According to his fiance, Anders was especially concerned about former Taliban members being trained on the U.S. base — which he said could have led to information leaks facilitating attacks at vulnerable times and locations.
“When someone is killed by an ally, it’s especially hard,” said Doug Dean of Veterans Advocates of Ore-Ida from his Baker City office Thursday. “Mabry gave the ultimate sacrifice and our prayers go out to his family.”
According to icasulaties.org 1,932 U.S. troops have been killed to date in Afghanistan.
In remembrance, Genny and Troy released an official statement about their son’s death.
“We are extremely proud of our son and the service he has done for our country,” they wrote. “Mabry always gave everything his all and in the end he gave all he had. Mabry will be greatly missed by everyone who knew him. He is best known for his sense of humor, beaming smile, generosity and most of all friendship and love. We will miss his fearless spirit and love of life.”

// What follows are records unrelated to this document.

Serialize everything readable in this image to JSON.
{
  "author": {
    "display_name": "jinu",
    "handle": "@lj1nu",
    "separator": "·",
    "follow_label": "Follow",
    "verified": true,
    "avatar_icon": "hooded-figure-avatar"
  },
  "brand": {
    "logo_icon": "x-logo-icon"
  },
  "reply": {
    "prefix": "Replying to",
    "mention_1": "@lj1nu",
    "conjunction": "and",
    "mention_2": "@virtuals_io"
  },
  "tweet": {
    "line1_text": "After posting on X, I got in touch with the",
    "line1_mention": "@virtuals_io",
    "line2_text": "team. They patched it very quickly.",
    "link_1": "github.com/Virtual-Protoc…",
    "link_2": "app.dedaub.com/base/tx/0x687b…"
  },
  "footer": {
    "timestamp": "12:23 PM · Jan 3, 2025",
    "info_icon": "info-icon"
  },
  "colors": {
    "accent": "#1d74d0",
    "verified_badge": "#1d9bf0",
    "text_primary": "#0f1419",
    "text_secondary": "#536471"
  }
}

Over the telephone, Troy Woydziak added that arrangements will be handled by Gray’s West & Co.; burial will be at the Haines Cemetery.
The Woydziaks own Baker Aircraft, the fixed-base operator at the Baker City Municipal Airport, where Mabry’s body will arrive.

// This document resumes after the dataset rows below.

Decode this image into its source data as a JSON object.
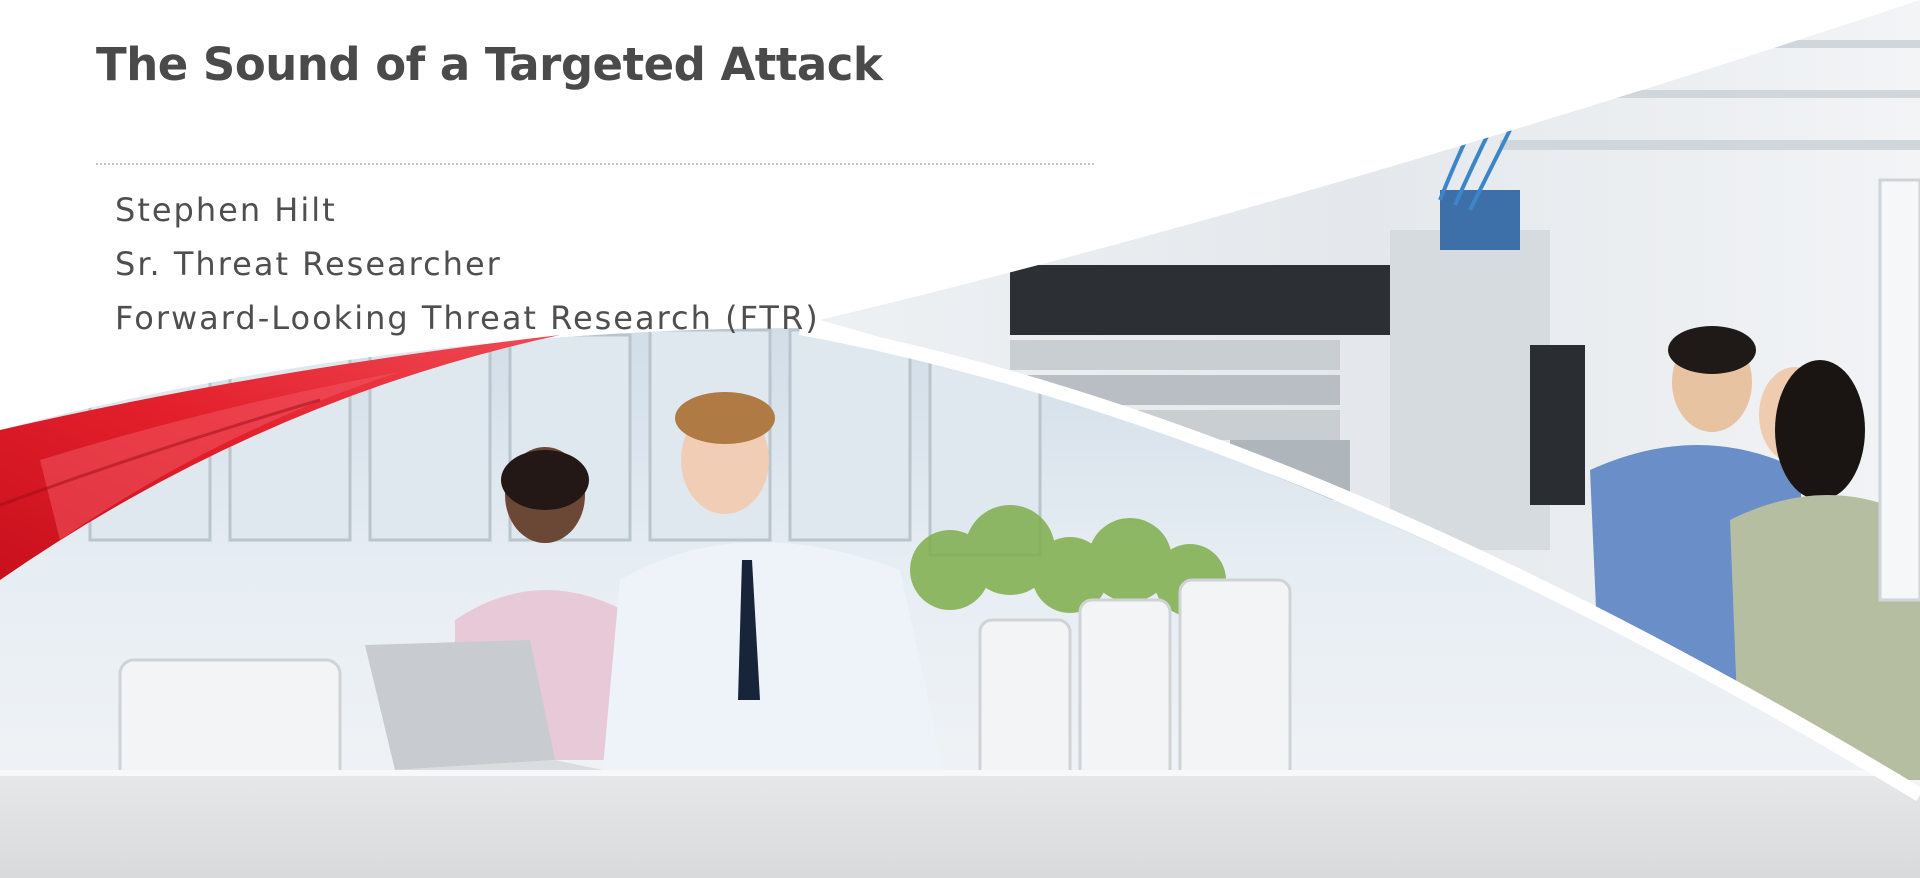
{
  "slide": {
    "title": "The Sound of a Targeted Attack",
    "presenter": {
      "name": "Stephen Hilt",
      "role": "Sr. Threat Researcher",
      "team": "Forward-Looking Threat Research (FTR)"
    }
  },
  "theme": {
    "accent": "#e0202b",
    "accent_dark": "#b8101b",
    "text": "#4a4a4a",
    "divider": "#c4c4c4"
  },
  "images": {
    "left_photo": "office-meeting-photo",
    "right_photo": "server-room-photo"
  }
}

Woydziak said they didn’t yet know the exact arrival date, because an official autopsy was still to be performed.
Yet for those who knew and loved Spc. Mabry Anders, he will live on in their memories. And, for the time being, in yellow ribbons.
If you walk down Main Street or through Geiser-Pollman Park you will notice yellow ribbons commemorating Anders’ life.
Headed up by Jacki Adams and her son, Brendan Ogan, many old friends were recruited to help.
“We were like brothers for a while,” said Josh Bruxton, 22, who was a year ahead of Anders at BHS. “And he would never turn his back on his brothers.
“I remember how spontaneous he was — everyone knew Mabry,” Bruxton said.
Amy Feeley added, “He was the man to make you smile if you needed it.”
Chanae Hartmann recalled driving with Anders up in the mountains when his tires blew; she didn’t have any shoes so he gave her his.
Hartmann said, “Mabry told me, ‘You keep running. You keep running through life and you never stop.’ ”
The friends had assembled for refreshments at Adams’ store, The Sycamore Tree, which served as home base for a memorial display. Afterward, they headed out to tie more ribbons and to spread the word about Baker City’s fallen soldier.
Reporter Chris Collins contributed to this story.